Non è di cattivo gusto parlare del dopo Giorgio Armani, visti i 90 anni e soprattutto il fatto che lui stesso abbia già sistemato tutto per la successione fin dal 2016. Armani non ha figli e la sua lucidità ha tenuto alla larga i cacciatori di eredità. Pochi i parenti e tutti che da anni lavorano insieme a lui, per non dire sotto di lui: la sorella Rosanna, le nipoti Silvana e Roberta (figlie di Sergio, il fratello scomparso), Andrea Camerana (figlio di Rosanna e marito di Alexia, proprio l’Alexia di The Summer Is Crazy), più qualche collaboratore fidatissimo, su tutti Pantaleo Dell’Orco che per lui ha gestito anche l’avventura nella pallacanestro con l’Olimpia Milano, fra sponsorizzazione e proprietà arrivata a 20 anni. A prescindere dalle quote di legittima e dalle disposizioni di Armani, la parte fondamentale della successione è quella che riguarda la filosofia dell’azienda, che Armani ha delineato con precisione.
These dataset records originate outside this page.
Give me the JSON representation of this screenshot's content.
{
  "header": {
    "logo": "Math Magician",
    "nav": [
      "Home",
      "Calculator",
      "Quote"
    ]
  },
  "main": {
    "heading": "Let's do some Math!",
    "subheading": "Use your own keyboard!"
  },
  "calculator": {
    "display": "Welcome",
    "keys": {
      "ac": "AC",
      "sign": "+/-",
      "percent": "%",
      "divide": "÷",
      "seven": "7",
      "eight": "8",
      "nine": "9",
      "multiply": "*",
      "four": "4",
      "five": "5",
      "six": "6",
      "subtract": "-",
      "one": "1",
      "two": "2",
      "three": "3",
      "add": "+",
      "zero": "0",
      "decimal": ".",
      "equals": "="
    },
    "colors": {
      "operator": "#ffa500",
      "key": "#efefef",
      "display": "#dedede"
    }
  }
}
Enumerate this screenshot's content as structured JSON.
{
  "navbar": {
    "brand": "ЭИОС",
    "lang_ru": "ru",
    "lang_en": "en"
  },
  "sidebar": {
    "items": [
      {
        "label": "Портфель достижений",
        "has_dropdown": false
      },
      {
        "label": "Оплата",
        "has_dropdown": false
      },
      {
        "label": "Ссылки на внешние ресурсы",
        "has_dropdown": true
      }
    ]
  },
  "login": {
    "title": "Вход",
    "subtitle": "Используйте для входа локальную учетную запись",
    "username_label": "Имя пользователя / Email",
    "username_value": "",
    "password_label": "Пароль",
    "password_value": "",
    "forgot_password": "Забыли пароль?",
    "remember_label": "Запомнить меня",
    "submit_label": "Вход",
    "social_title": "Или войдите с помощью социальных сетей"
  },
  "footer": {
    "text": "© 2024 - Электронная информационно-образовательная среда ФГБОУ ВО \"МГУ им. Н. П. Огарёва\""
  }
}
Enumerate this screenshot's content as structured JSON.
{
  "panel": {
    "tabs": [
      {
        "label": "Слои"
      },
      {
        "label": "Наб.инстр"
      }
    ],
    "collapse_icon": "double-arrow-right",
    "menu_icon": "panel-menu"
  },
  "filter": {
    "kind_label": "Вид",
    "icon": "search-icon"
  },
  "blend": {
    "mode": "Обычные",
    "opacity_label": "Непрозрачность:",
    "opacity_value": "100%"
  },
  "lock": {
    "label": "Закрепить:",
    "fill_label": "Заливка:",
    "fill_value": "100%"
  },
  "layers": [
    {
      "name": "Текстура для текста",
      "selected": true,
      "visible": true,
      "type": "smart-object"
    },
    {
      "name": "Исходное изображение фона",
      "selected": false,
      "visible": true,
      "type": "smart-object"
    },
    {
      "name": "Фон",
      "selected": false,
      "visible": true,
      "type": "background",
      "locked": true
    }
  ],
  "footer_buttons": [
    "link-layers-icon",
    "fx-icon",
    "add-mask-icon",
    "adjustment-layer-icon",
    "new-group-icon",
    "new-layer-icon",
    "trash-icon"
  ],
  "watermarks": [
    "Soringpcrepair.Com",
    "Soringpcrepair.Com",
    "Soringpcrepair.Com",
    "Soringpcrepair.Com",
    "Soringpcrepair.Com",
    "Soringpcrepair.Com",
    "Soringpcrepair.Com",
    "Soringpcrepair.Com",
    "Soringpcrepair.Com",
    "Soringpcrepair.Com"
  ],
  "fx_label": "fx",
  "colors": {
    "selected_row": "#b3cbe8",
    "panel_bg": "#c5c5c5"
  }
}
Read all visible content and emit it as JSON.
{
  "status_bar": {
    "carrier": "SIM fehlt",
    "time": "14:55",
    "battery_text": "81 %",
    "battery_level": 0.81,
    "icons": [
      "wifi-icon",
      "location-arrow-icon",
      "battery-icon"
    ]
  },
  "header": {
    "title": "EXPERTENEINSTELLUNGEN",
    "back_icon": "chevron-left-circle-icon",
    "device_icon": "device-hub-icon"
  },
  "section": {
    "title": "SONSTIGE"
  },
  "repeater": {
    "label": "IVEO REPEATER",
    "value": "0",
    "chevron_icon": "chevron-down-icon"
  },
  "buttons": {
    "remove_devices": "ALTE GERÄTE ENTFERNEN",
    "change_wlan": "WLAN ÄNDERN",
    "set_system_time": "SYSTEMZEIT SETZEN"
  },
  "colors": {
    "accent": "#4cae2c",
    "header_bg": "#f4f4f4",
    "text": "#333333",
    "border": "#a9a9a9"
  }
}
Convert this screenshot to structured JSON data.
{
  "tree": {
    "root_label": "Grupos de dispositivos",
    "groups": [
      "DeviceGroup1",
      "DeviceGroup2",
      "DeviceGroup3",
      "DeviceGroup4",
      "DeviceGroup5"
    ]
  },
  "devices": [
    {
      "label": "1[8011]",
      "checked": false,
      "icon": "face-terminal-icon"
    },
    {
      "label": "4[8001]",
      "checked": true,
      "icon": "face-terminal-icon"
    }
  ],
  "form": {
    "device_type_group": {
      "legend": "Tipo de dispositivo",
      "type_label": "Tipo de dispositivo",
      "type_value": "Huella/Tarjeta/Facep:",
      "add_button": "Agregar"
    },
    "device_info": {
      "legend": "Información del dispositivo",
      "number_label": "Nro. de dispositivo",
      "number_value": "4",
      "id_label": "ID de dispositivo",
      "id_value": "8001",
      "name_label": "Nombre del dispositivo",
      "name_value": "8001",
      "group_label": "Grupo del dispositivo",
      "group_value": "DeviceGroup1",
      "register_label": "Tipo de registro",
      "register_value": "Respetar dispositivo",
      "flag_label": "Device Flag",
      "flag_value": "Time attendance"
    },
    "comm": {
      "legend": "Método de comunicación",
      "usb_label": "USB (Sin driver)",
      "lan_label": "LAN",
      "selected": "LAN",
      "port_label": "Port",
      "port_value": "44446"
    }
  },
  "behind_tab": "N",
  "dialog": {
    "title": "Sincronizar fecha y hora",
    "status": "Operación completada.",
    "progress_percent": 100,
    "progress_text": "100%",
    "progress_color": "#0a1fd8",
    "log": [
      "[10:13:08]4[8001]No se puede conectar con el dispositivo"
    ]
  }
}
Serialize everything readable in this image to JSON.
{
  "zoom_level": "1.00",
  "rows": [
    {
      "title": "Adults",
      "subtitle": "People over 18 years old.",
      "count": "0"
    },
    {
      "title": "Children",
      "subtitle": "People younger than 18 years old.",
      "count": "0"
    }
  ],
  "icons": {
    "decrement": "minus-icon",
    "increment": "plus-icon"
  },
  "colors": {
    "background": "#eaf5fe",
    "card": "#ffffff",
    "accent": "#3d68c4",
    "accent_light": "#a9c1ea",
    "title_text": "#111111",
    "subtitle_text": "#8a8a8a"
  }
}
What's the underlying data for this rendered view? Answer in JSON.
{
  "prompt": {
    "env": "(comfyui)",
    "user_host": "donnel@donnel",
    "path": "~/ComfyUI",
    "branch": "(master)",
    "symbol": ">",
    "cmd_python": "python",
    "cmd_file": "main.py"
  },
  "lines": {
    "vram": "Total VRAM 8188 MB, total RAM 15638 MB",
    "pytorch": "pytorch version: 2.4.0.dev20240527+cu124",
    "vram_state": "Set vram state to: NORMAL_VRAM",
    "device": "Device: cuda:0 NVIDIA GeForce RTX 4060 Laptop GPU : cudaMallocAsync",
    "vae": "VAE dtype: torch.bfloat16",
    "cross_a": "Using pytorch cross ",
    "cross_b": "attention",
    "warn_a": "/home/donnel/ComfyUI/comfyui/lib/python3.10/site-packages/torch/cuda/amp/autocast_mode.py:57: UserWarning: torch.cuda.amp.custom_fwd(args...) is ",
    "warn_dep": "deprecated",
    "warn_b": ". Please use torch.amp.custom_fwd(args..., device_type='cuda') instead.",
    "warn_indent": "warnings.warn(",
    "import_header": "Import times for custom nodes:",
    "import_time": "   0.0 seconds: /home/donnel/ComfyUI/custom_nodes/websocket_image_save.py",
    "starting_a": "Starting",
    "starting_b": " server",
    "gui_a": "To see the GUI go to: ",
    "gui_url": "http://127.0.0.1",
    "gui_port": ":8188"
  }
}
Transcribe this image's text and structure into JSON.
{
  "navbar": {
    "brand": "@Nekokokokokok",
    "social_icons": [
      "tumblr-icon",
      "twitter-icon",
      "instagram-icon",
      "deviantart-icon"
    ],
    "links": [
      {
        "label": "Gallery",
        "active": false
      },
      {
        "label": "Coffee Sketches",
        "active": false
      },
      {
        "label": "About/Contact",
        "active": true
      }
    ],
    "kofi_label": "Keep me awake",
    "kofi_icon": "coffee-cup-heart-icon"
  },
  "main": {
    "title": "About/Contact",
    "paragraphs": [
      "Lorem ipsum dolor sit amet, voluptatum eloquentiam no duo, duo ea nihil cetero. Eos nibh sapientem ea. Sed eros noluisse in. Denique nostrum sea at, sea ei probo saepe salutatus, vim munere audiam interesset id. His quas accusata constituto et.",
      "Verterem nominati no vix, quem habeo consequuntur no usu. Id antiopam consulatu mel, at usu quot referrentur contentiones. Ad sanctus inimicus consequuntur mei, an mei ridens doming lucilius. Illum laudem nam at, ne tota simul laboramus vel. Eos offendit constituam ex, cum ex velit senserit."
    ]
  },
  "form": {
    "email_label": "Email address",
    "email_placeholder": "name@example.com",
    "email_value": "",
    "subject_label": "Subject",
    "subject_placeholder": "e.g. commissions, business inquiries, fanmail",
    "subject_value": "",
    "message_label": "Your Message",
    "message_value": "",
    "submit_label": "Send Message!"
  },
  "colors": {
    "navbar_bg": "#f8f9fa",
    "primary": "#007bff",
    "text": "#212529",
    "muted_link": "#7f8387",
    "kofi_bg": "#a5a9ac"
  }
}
Lo statuto rivelato qualche anno fa dalla Reuters, ma presumibilmente fatto circolare dallo stesso Armani, crea un’architettura societaria abbastanza complessa, con tre obiettivi: mantenere lo stile di Armani pur adattandolo ai tempi, difendere l’occupazione (il gruppo ha circa 8.700 dipendenti) e l’italianità del gruppo, non fare finanza ma limitarsi ad acquisizioni coerenti con un’azienda di moda. Tutto è definito nel dettaglio e la famiglia non sembra di quelle litigiose. Armani vuole essere eterno e forse ci riuscirà.